Non-verifiable Rewards

For tasks driven by subjective preferences—such as creative writing and open-ended question answering—a self-critic reward is applied. In these cases, K2 conducts pairwise comparisons between its own candidate outputs.

Category Rubric Description
Core: to encompass Kimi’s fundamental values as a helpful AI assistant Clarity & Relevance Be concise, stay on-topic, avoid unnecessary details
Core: to encompass Kimi’s fundamental values as a helpful AI assistant Conversational Fluency Natural dialogue, appropriate engagement, judicious follow-ups
Core: to encompass Kimi’s fundamental values as a helpful AI assistant Objective Interaction Stay grounded, avoid metacommentary and excessive praise
Prescriptive: aim to eliminate reward hacking No Initial Praise Don’t start with “Great question!” or similar compliments
Prescriptive: aim to eliminate reward hacking No Justification Don’t explain why your response is good or successful
Human Annotated: For specific instructional contexts Varies Varies

Rollouts

In reinforcement learning and agent development, rollouts describe running an agent through episodes—or sequences of interactions with an environment—to gather experience data.
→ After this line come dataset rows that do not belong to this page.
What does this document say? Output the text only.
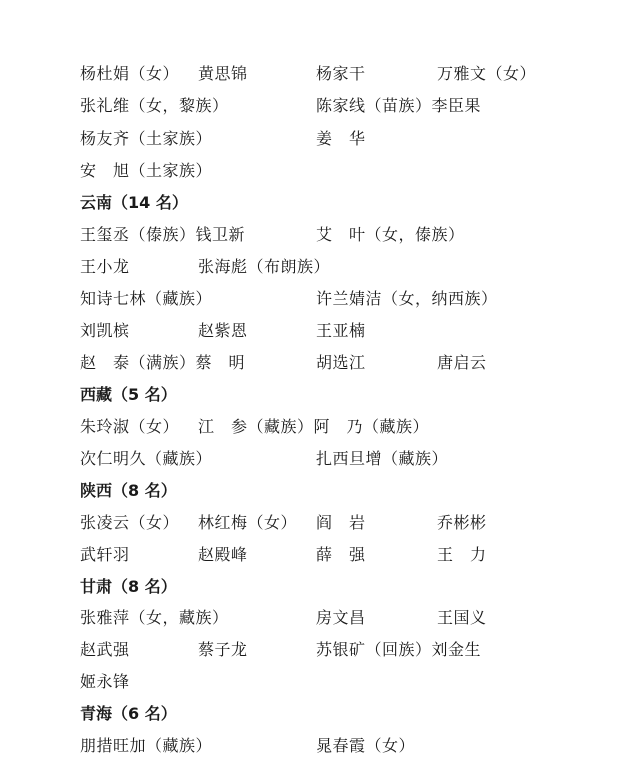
杨杜娟（女） 黄思锦	杨家干	万雅文（女）
张礼维（女，黎族）	陈家线（苗族）李臣果
杨友齐（土家族）	姜　华
安　旭（土家族）
云南（14 名）
王玺丞（傣族）钱卫新	艾　叶（女，傣族）
王小龙	张海彪（布朗族）
知诗七林（藏族）	许兰婧洁（女，纳西族）
刘凯槟	赵紫恩	王亚楠
赵　泰（满族）蔡　明	胡选江	唐启云
西藏（5 名）
朱玲淑（女） 江　参（藏族）阿　乃（藏族）
次仁明久（藏族）	扎西旦增（藏族）
陕西（8 名）
张凌云（女） 林红梅（女） 阎　岩	乔彬彬
武轩羽	赵殿峰	薛　强	王　力
甘肃（8 名）
张雅萍（女，藏族）	房文昌	王国义
赵武强	蔡子龙	苏银矿（回族）刘金生
姬永锋
青海（6 名）
朋措旺加（藏族）	晁春霞（女）
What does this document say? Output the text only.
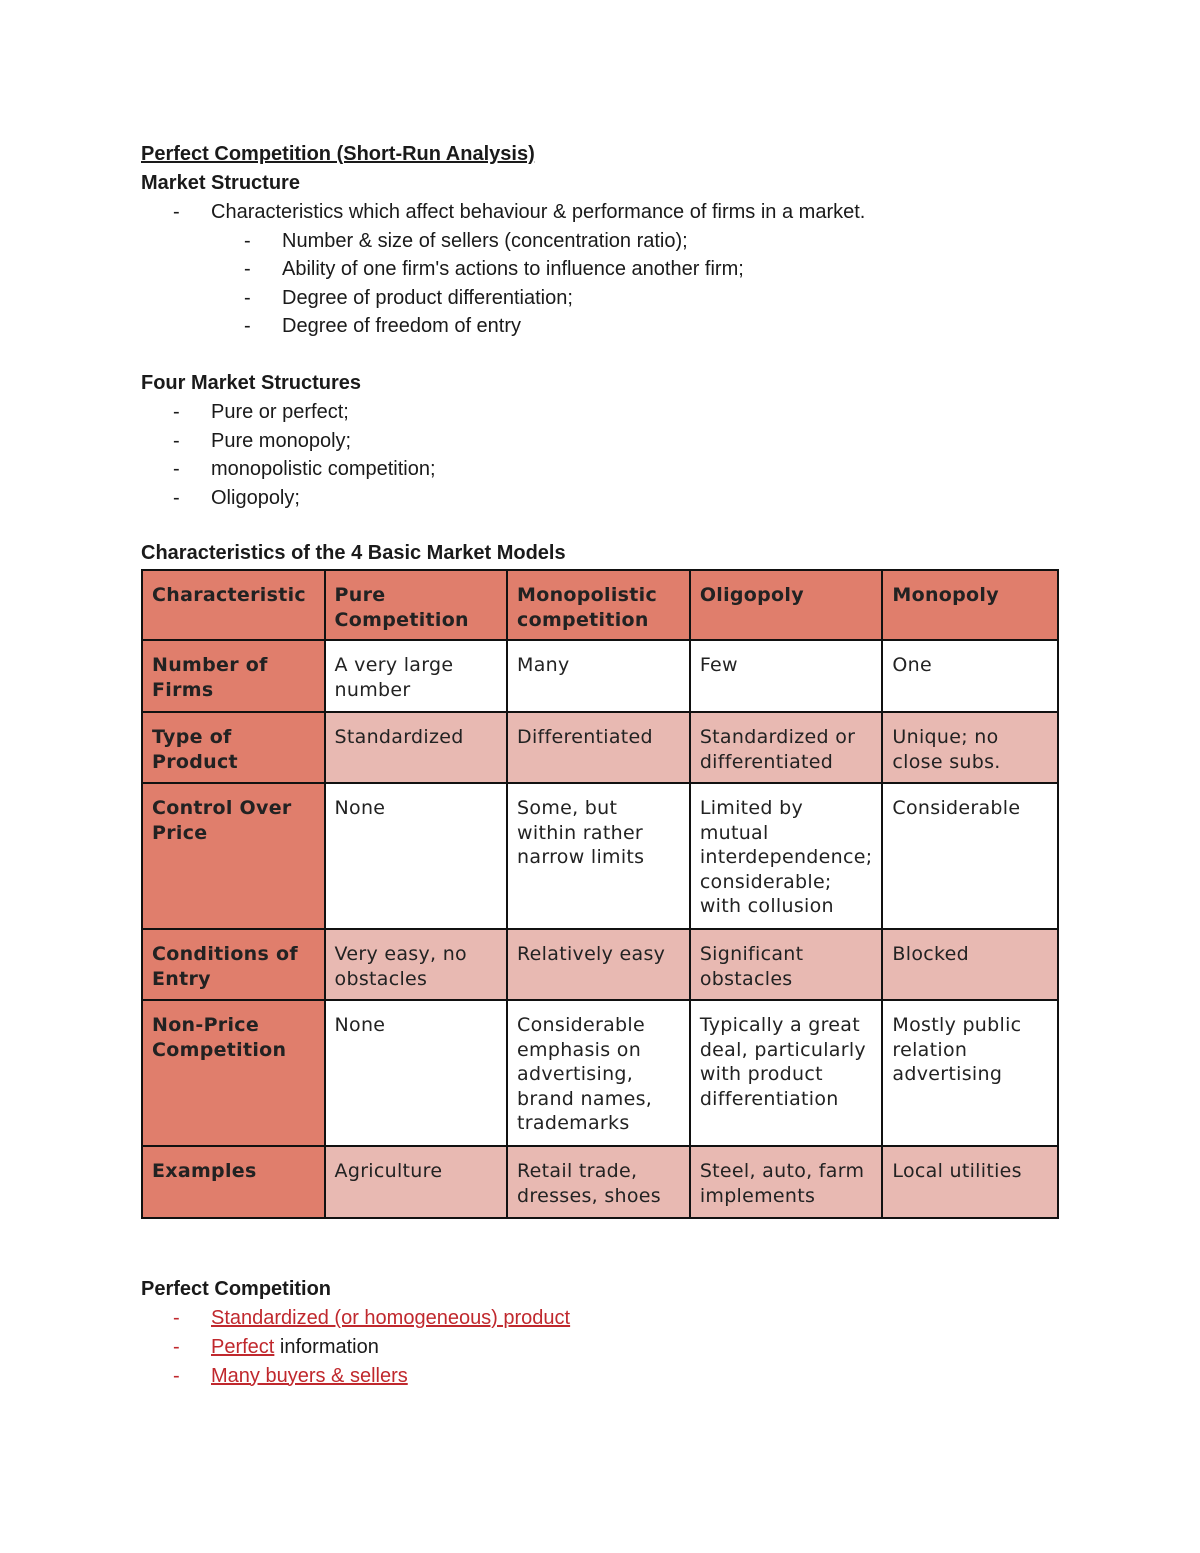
Perfect Competition (Short-Run Analysis)
Market Structure
- Characteristics which affect behaviour & performance of firms in a market.
- Number & size of sellers (concentration ratio);
- Ability of one firm's actions to influence another firm;
- Degree of product differentiation;
- Degree of freedom of entry
Four Market Structures
- Pure or perfect;
- Pure monopoly;
- monopolistic competition;
- Oligopoly;
Characteristics of the 4 Basic Market Models
Characteristic	Pure Competition	Monopolistic competition	Oligopoly	Monopoly
Number of Firms	A very large number	Many	Few	One
Type of Product	Standardized	Differentiated	Standardized or differentiated	Unique; no close subs.
Control Over Price	None	Some, but within rather narrow limits	Limited by mutual interdependence; considerable; with collusion	Considerable
Conditions of Entry	Very easy, no obstacles	Relatively easy	Significant obstacles	Blocked
Non-Price Competition	None	Considerable emphasis on advertising, brand names, trademarks	Typically a great deal, particularly with product differentiation	Mostly public relation advertising
Examples	Agriculture	Retail trade, dresses, shoes	Steel, auto, farm implements	Local utilities
Perfect Competition
- Standardized (or homogeneous) product
- Perfect information
- Many buyers & sellers
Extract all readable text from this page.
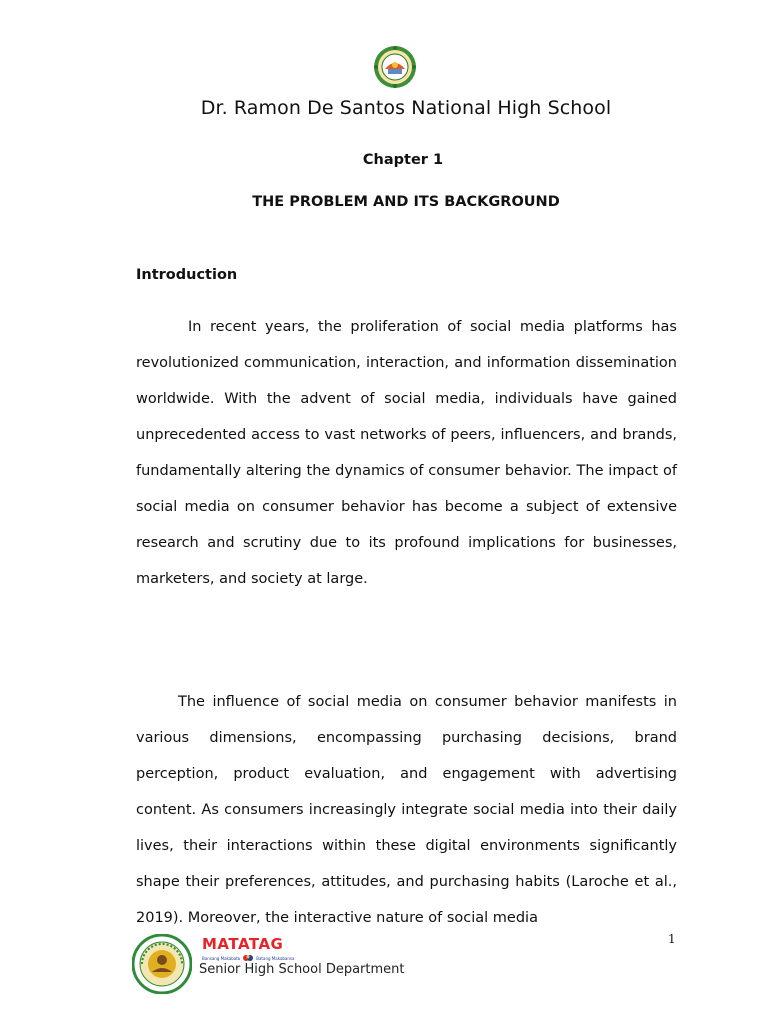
Dr. Ramon De Santos National High School
Chapter 1
THE PROBLEM AND ITS BACKGROUND
Introduction

In recent years, the proliferation of social media platforms has revolutionized communication, interaction, and information dissemination worldwide. With the advent of social media, individuals have gained unprecedented access to vast networks of peers, influencers, and brands, fundamentally altering the dynamics of consumer behavior. The impact of social media on consumer behavior has become a subject of extensive research and scrutiny due to its profound implications for businesses, marketers, and society at large.

The influence of social media on consumer behavior manifests in various dimensions, encompassing purchasing decisions, brand perception, product evaluation, and engagement with advertising content. As consumers increasingly integrate social media into their daily lives, their interactions within these digital environments significantly shape their preferences, attitudes, and purchasing habits (Laroche et al., 2019). Moreover, the interactive nature of social media

1
MATATAG
Bansang Makabata	Batang Makabansa
Senior High School Department
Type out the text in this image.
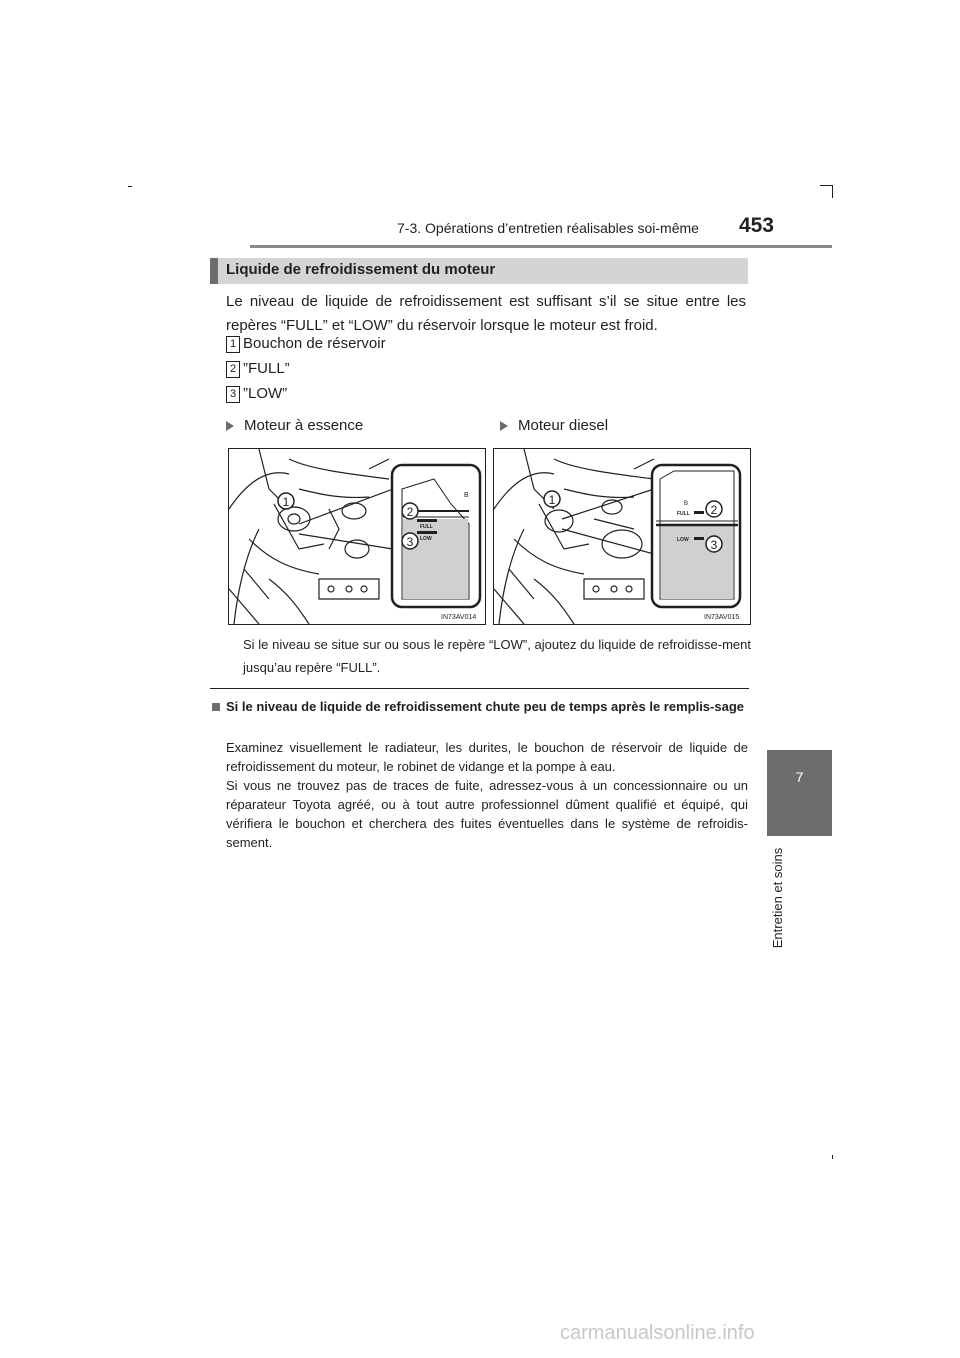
7-3. Opérations d’entretien réalisables soi-même 453
7
Entretien et soins
Liquide de refroidissement du moteur
Le niveau de liquide de refroidissement est suffisant s’il se situe entre les repères “FULL” et “LOW” du réservoir lorsque le moteur est froid.
1 Bouchon de réservoir
2 ”FULL”
3 ”LOW”
Moteur à essence	Moteur diesel
FULL
LOW
B
1
2
3
IN73AV014
FULL
LOW
B
1
2
3
IN73AV015
Si le niveau se situe sur ou sous le repère “LOW”, ajoutez du liquide de refroidisse-ment jusqu’au repère “FULL”.
Si le niveau de liquide de refroidissement chute peu de temps après le remplis-sage

Examinez visuellement le radiateur, les durites, le bouchon de réservoir de liquide de refroidissement du moteur, le robinet de vidange et la pompe à eau.

Si vous ne trouvez pas de traces de fuite, adressez-vous à un concessionnaire ou un réparateur Toyota agréé, ou à tout autre professionnel dûment qualifié et équipé, qui vérifiera le bouchon et cherchera des fuites éventuelles dans le système de refroidis-sement.

carmanualsonline.info
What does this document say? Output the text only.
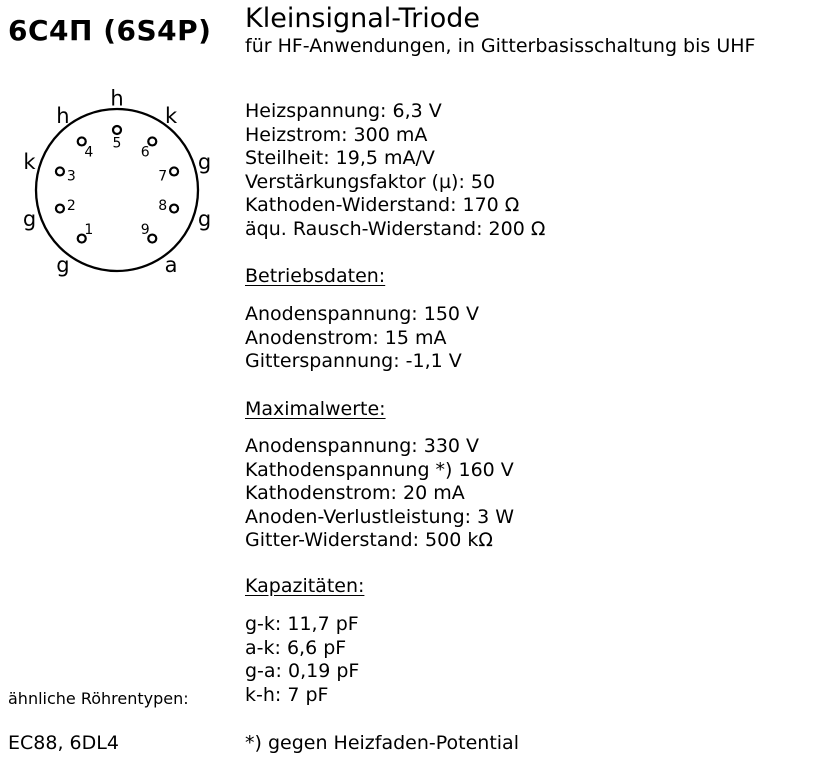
6C4П (6S4P) Kleinsignal-Triode
für HF-Anwendungen, in Gitterbasisschaltung bis UHF
1
g
2
g
3
k	4
h
5
h
6
k
7
g
8
g
9
a
Heizspannung: 6,3 V
Heizstrom: 300 mA
Steilheit: 19,5 mA/V
Verstärkungsfaktor (µ): 50
Kathoden-Widerstand: 170 Ω
äqu. Rausch-Widerstand: 200 Ω
Betriebsdaten:
Anodenspannung: 150 V
Anodenstrom: 15 mA
Gitterspannung: -1,1 V
Maximalwerte:
Anodenspannung: 330 V
Kathodenspannung *) 160 V
Kathodenstrom: 20 mA
Anoden-Verlustleistung: 3 W
Gitter-Widerstand: 500 kΩ
Kapazitäten:
g-k: 11,7 pF
a-k: 6,6 pF
g-a: 0,19 pF
k-h: 7 pF
*) gegen Heizfaden-Potential
ähnliche Röhrentypen:
EC88, 6DL4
During a rollout, the agent follows its current policy, takes actions, receives observations and rewards, and continues until the episode ends, either naturally or after a maximum number of steps. The result is a trajectory, meaning a sequence of state-action-reward tuples that can be used for learning.

In this setup, on-policy rollouts with verifiable rewards were used to repeatedly refine the critic, increasing its evaluation accuracy under the newest policy. Put differently, verifiable reward signals were used to improve how non-verifiable rewards are estimated.

For readers looking to strengthen their intuition around Reinforcement Learning, we recommend the Hugging Face Deep Reinforcement Learning Course.

Note

We didn’t discuss RL infrastructure in this article (it will be updated soon), and we encourage interested readers to consult the Kimi papers (K1.5, section 2.6 and K2, section 3.3 and Appendix G) in the meantime.

Conclusion

By pairing large-scale synthetic tool-use data for SFT with both verifiable and self-critic rewards in RL, Kimi K2 presents a strong approach for aligning model behaviour. With its post-training emphasis for agentic models—especially in the “Era of Experience”—Kimi K2 stands out as a noteworthy model in the push toward more intelligent and adaptable AI systems.